Fatigue is common in the railroad industry. Thirty-one different studies have indicated that long hours, exhaustive workloads, pre-dawn or late-night shifts, and several other factors that cause insufficient sleep are commonplace for railroad workers.
We all know that mistakes happen when we are tired. It’s no stretch then to conclude that fatigue places workers at risk for accidents and injury. Not only are workers at risk, but so is the general public.

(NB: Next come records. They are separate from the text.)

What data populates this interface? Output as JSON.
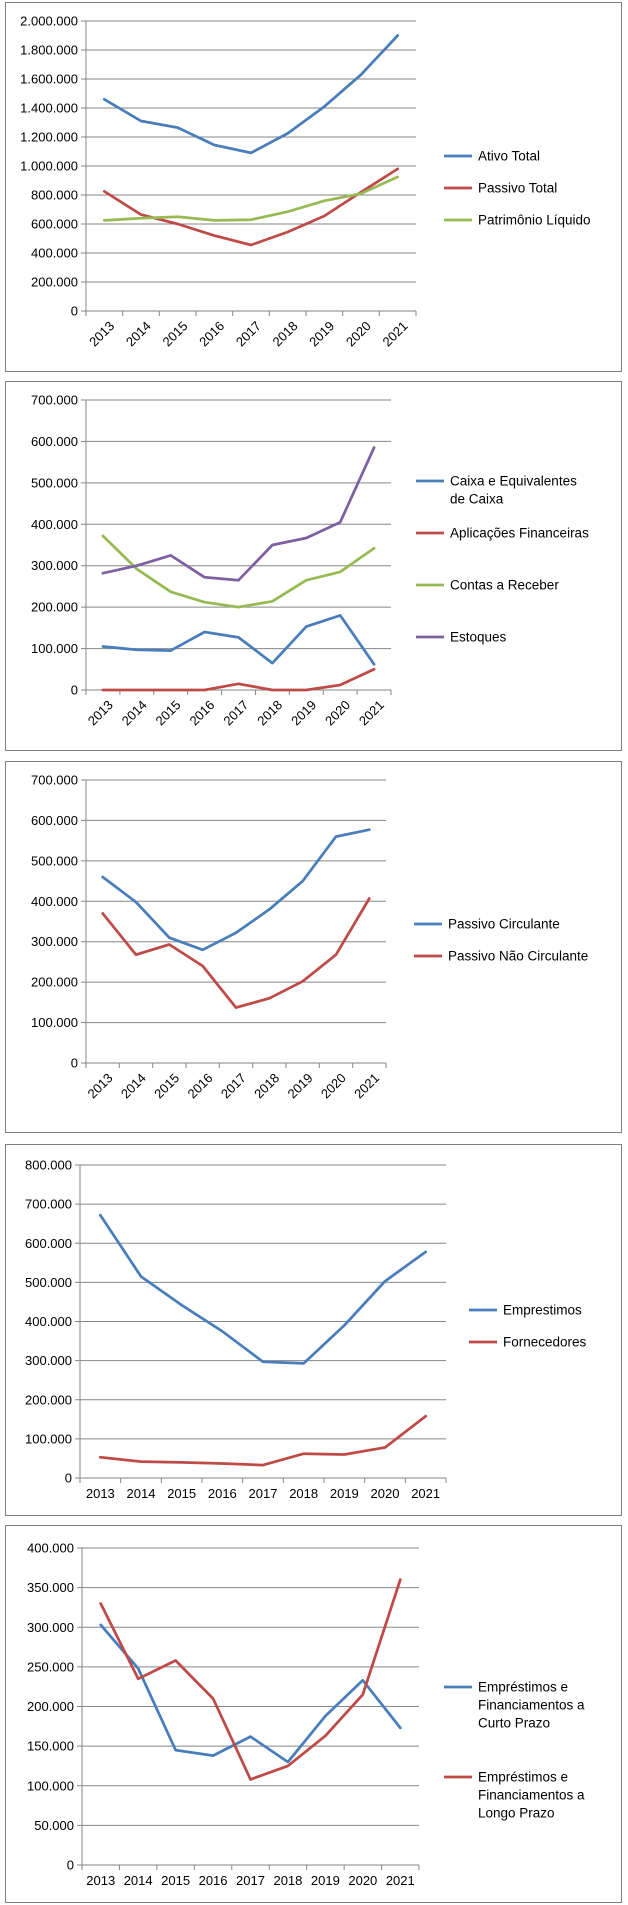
{
  "chart_data": [
    {
      "type": "line",
      "categories": [
        "2013",
        "2014",
        "2015",
        "2016",
        "2017",
        "2018",
        "2019",
        "2020",
        "2021"
      ],
      "ylim": [
        0,
        2000000
      ],
      "yticks": [
        0,
        200000,
        400000,
        600000,
        800000,
        1000000,
        1200000,
        1400000,
        1600000,
        1800000,
        2000000
      ],
      "ytick_labels": [
        "0",
        "200.000",
        "400.000",
        "600.000",
        "800.000",
        "1.000.000",
        "1.200.000",
        "1.400.000",
        "1.600.000",
        "1.800.000",
        "2.000.000"
      ],
      "rotated_x_labels": true,
      "gridlines": true,
      "legend_position": "right",
      "series": [
        {
          "name": "Ativo Total",
          "color": "#4a7ebb",
          "values": [
            1460000,
            1310000,
            1265000,
            1145000,
            1090000,
            1225000,
            1410000,
            1630000,
            1900000
          ]
        },
        {
          "name": "Passivo Total",
          "color": "#be4b48",
          "values": [
            825000,
            665000,
            600000,
            520000,
            455000,
            545000,
            655000,
            820000,
            980000
          ]
        },
        {
          "name": "Patrimônio Líquido",
          "color": "#98b954",
          "values": [
            625000,
            640000,
            650000,
            625000,
            630000,
            685000,
            760000,
            810000,
            925000
          ]
        }
      ]
    },
    {
      "type": "line",
      "categories": [
        "2013",
        "2014",
        "2015",
        "2016",
        "2017",
        "2018",
        "2019",
        "2020",
        "2021"
      ],
      "ylim": [
        0,
        700000
      ],
      "yticks": [
        0,
        100000,
        200000,
        300000,
        400000,
        500000,
        600000,
        700000
      ],
      "ytick_labels": [
        "0",
        "100.000",
        "200.000",
        "300.000",
        "400.000",
        "500.000",
        "600.000",
        "700.000"
      ],
      "rotated_x_labels": true,
      "gridlines": true,
      "legend_position": "right",
      "series": [
        {
          "name": "Caixa e Equivalentes de Caixa",
          "legend_lines": [
            "Caixa e Equivalentes",
            "de Caixa"
          ],
          "color": "#4a7ebb",
          "values": [
            105000,
            97000,
            95000,
            140000,
            127000,
            65000,
            153000,
            180000,
            62000
          ]
        },
        {
          "name": "Aplicações Financeiras",
          "color": "#be4b48",
          "values": [
            0,
            0,
            0,
            0,
            15000,
            0,
            0,
            12000,
            50000
          ]
        },
        {
          "name": "Contas a Receber",
          "color": "#98b954",
          "values": [
            372000,
            292000,
            237000,
            212000,
            200000,
            214000,
            265000,
            285000,
            342000
          ]
        },
        {
          "name": "Estoques",
          "color": "#7d60a0",
          "values": [
            282000,
            300000,
            325000,
            272000,
            265000,
            350000,
            367000,
            405000,
            585000
          ]
        }
      ]
    },
    {
      "type": "line",
      "categories": [
        "2013",
        "2014",
        "2015",
        "2016",
        "2017",
        "2018",
        "2019",
        "2020",
        "2021"
      ],
      "ylim": [
        0,
        700000
      ],
      "yticks": [
        0,
        100000,
        200000,
        300000,
        400000,
        500000,
        600000,
        700000
      ],
      "ytick_labels": [
        "0",
        "100.000",
        "200.000",
        "300.000",
        "400.000",
        "500.000",
        "600.000",
        "700.000"
      ],
      "rotated_x_labels": true,
      "gridlines": true,
      "legend_position": "right",
      "series": [
        {
          "name": "Passivo Circulante",
          "color": "#4a7ebb",
          "values": [
            460000,
            398000,
            310000,
            280000,
            322000,
            380000,
            450000,
            560000,
            577000
          ]
        },
        {
          "name": "Passivo Não Circulante",
          "color": "#be4b48",
          "values": [
            370000,
            268000,
            293000,
            240000,
            137000,
            160000,
            202000,
            268000,
            407000
          ]
        }
      ]
    },
    {
      "type": "line",
      "categories": [
        "2013",
        "2014",
        "2015",
        "2016",
        "2017",
        "2018",
        "2019",
        "2020",
        "2021"
      ],
      "ylim": [
        0,
        800000
      ],
      "yticks": [
        0,
        100000,
        200000,
        300000,
        400000,
        500000,
        600000,
        700000,
        800000
      ],
      "ytick_labels": [
        "0",
        "100.000",
        "200.000",
        "300.000",
        "400.000",
        "500.000",
        "600.000",
        "700.000",
        "800.000"
      ],
      "rotated_x_labels": false,
      "gridlines": true,
      "legend_position": "right",
      "series": [
        {
          "name": "Emprestimos",
          "color": "#4a7ebb",
          "values": [
            672000,
            515000,
            442000,
            375000,
            297000,
            293000,
            390000,
            503000,
            578000
          ]
        },
        {
          "name": "Fornecedores",
          "color": "#be4b48",
          "values": [
            53000,
            42000,
            40000,
            37000,
            33000,
            62000,
            60000,
            78000,
            158000
          ]
        }
      ]
    },
    {
      "type": "line",
      "categories": [
        "2013",
        "2014",
        "2015",
        "2016",
        "2017",
        "2018",
        "2019",
        "2020",
        "2021"
      ],
      "ylim": [
        0,
        400000
      ],
      "yticks": [
        0,
        50000,
        100000,
        150000,
        200000,
        250000,
        300000,
        350000,
        400000
      ],
      "ytick_labels": [
        "0",
        "50.000",
        "100.000",
        "150.000",
        "200.000",
        "250.000",
        "300.000",
        "350.000",
        "400.000"
      ],
      "rotated_x_labels": false,
      "gridlines": true,
      "legend_position": "right",
      "series": [
        {
          "name": "Empréstimos e Financiamentos a Curto Prazo",
          "legend_lines": [
            "Empréstimos e",
            "Financiamentos a",
            "Curto Prazo"
          ],
          "color": "#4a7ebb",
          "values": [
            303000,
            248000,
            145000,
            138000,
            162000,
            130000,
            188000,
            233000,
            173000
          ]
        },
        {
          "name": "Empréstimos e Financiamentos a Longo Prazo",
          "legend_lines": [
            "Empréstimos e",
            "Financiamentos a",
            "Longo Prazo"
          ],
          "color": "#be4b48",
          "values": [
            330000,
            235000,
            258000,
            210000,
            108000,
            125000,
            163000,
            215000,
            360000
          ]
        }
      ]
    }
  ]
}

Train operators have important responsibilities, and when they are overly tired, a small mistake can turn into a tragic accident.
A great resource for railroad workers is the Railroaders’ Guide to Healthy Sleep, a website designed with railroaders in mind. It was developed by Harvard Medical School’s Division of Sleep Medicine in 2012 to help railroad workers establish balance in their lives.
Unpredictable schedules, stressful work and sometimes difficult everyday conditions make it especially difficult for railroad workers to maintain a healthy work/life balance. This is just as important for railroaders as it is for their families and friends.
Railroad Workers Sleep Disorders Self Assessment
The site provides four self-assessments, including an anonymous Sleep Disorders Screening tool, that allow you to determine if you are at risk for on-the-job fatigue, as well as helpful information on topics like obstructive sleep apnea and caffeine use. The results of your self-assessments are completely anonymous and will never be reported to your employer or anyone else.
Sleep is important to every one of us. Whether your work schedule is the same each week or you are on-call, if you are a railroader, your day is full of critical decisions. You need to be on your top game, which means taking care of yourself—and getting enough sleep.
Even if you think you get plenty of sleep, it’s not a bad idea to make sure. Using the Railroaders’ Guide to Healthy Sleep can identify hidden risks and provide the resources you need to take control of your life, and to reduce your risks for accidents, injuries, or death—for you, or for someone else who’s relying on you.